Chasing Myths: Common Misapplications of IFRS and Their Implications Myth 8 – Gains or Losses on Financial Assets at FVTPL

Conceptually and according to IFRS 9, #FVTPL means that a financial asset (or liability) is measured at fair value, and the corresponding changes in #fair value are recognized as income or expense in the profit or loss statement of the period.

Let’s consider a simple example:

The entity InvestCo acquired 10,000 shares (of another entity) listed on a stock exchange in March 2024 for a price of €54,500. These shares were classified as held for trading and, consequently, were measured at FVTPL.

On June 30, 2024, InvestCo’s reporting date, the market price of these shares was €5.67 per share. As a result, the fair value of the 10,000 shares held increased to €56,700, leading to a fair value gain of €2,200. This fair value gain was recognized as income in the profit or loss statement under the line item "Results from assets and liabilities measured at FVTPL."

On September 17, 2024, InvestCo sold the shares for €5.97 per share.
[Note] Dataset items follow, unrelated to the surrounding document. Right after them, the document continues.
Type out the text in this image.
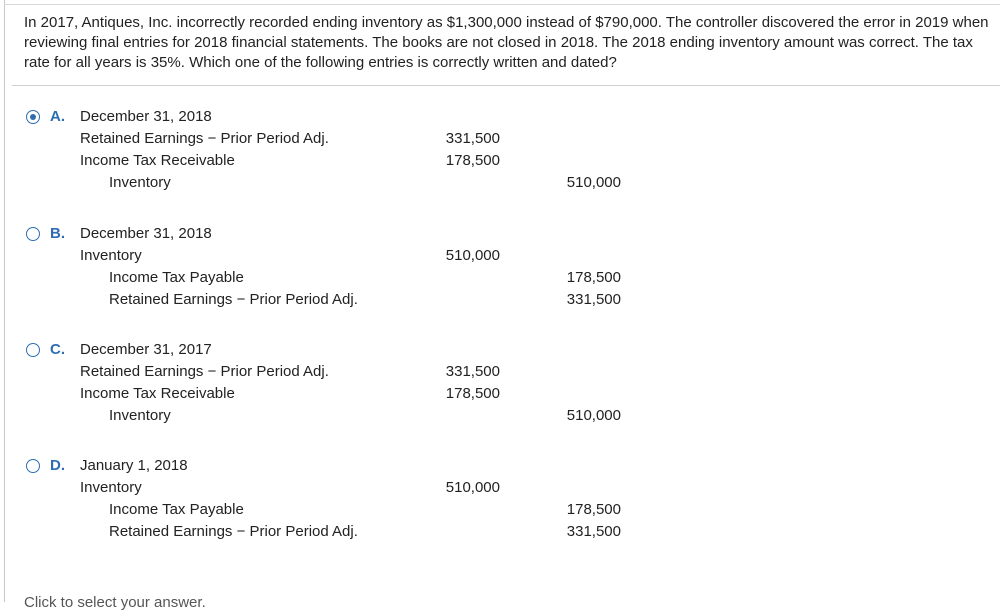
In 2017, Antiques, Inc. incorrectly recorded ending inventory as $1,300,000 instead of $790,000. The controller discovered the error in 2019 when reviewing final entries for 2018 financial statements. The books are not closed in 2018. The 2018 ending inventory amount was correct. The tax rate for all years is 35%. Which one of the following entries is correctly written and dated?
A. December 31, 2018
Retained Earnings − Prior Period Adj.	331,500
Income Tax Receivable	178,500
Inventory	510,000
B. December 31, 2018
Inventory	510,000
Income Tax Payable	178,500
Retained Earnings − Prior Period Adj.	331,500
C. December 31, 2017
Retained Earnings − Prior Period Adj.	331,500
Income Tax Receivable	178,500
Inventory	510,000
D. January 1, 2018
Inventory	510,000
Income Tax Payable	178,500
Retained Earnings − Prior Period Adj.	331,500
Click to select your answer.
Since the next reporting date for InvestCo is December 31, 2024, the carrying amount of the shares (included in the balance sheet under the line item "Financial assets at FVTPL") at the time of disposal still corresponded to the fair value determined on June 30.

How should the difference between the sale price (€59,700) and the carrying amount (€56,700) be treated?

Should it be considered:

  1. A fair value gain of €3,000, presented in the line item "Results from assets and liabilities measured at FVTPL"; or
  2. A capital gain of the same amount, presented in a separate line under "Other income"?

Although there is some confusion regarding the nature of this difference, it is essential to consider that measuring a financial asset at FVTPL means that its carrying amount at any given time corresponds to its fair value.

Since the sale price of a financial asset measured at FVTPL corresponds to its fair value at the disposal date, the €3,000 difference in the example above is, in substance, a fair value adjustment. Therefore, it should be treated as a fair value gain, not as a capital gain.

Conclusion: There are no capital gains or losses when a financial asset is measured at FVTPL.